The physics department is reviving its Physics in Entertainment and the Arts class (course 21040) this summer, as a three-credit science LER fulfillment.

“This (course) might be of interest to artists,” Thomas Emmons, professor of physics, said, because it deals mainly with the relationship between color and light and sound and musical instruments.

Physics in Entertainment and the Arts first appeared as a course in the early 1980s, Emmons said, and is now making a comeback – although with a few changes to include information about CDs, iPods and DVDs.

The class conducts labs explaining music scales, liquid crystals, lenses and mirrors and modern electronics, among other things. The science behind sound and light waves, electromagnetic waves, vibration and decibels will be also introduced.

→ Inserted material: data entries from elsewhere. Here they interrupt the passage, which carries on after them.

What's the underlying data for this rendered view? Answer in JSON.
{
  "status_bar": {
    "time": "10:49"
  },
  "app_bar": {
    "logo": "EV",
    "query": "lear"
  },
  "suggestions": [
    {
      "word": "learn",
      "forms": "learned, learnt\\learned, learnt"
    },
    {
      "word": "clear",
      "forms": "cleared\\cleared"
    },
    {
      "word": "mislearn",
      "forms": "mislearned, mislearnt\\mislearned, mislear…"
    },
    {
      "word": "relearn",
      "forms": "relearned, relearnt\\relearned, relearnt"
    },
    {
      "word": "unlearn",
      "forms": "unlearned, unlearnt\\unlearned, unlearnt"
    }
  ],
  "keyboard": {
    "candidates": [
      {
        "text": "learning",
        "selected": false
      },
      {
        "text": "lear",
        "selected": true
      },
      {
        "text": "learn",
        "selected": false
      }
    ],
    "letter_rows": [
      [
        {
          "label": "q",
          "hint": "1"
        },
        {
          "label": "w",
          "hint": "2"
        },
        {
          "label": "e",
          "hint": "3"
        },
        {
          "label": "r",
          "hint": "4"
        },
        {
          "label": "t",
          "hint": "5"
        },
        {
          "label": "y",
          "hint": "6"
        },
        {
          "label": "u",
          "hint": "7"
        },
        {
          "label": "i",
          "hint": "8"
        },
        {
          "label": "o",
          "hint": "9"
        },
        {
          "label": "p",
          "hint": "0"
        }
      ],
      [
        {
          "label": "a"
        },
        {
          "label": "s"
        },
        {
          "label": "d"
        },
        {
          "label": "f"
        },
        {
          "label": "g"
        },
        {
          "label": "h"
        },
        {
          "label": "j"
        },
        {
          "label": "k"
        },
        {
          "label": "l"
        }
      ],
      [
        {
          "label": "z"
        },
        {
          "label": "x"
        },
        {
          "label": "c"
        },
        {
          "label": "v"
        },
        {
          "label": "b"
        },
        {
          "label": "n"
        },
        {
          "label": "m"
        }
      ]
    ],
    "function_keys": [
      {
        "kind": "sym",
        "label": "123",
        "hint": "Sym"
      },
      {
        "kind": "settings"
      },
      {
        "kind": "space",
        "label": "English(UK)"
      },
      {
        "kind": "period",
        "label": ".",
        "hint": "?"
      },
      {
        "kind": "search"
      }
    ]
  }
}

Because of the new lab science requirement for incoming freshmen, the class is being restructured over the summer to include a lab for fall students. Places are limited in the Summer II session to 16 seats.

Although summer students won’t receive a lab credit, one hour each day is devoted to practical or hands-on work, Emmons said.

The course is not math-oriented, and students are only responsible for about 10 equations involving basic algebra throughout the course.

“I don’t want (students) to think we’re going to spend the whole day writing equations on the blackboard,” Emmons said. “It’s not like that at all.”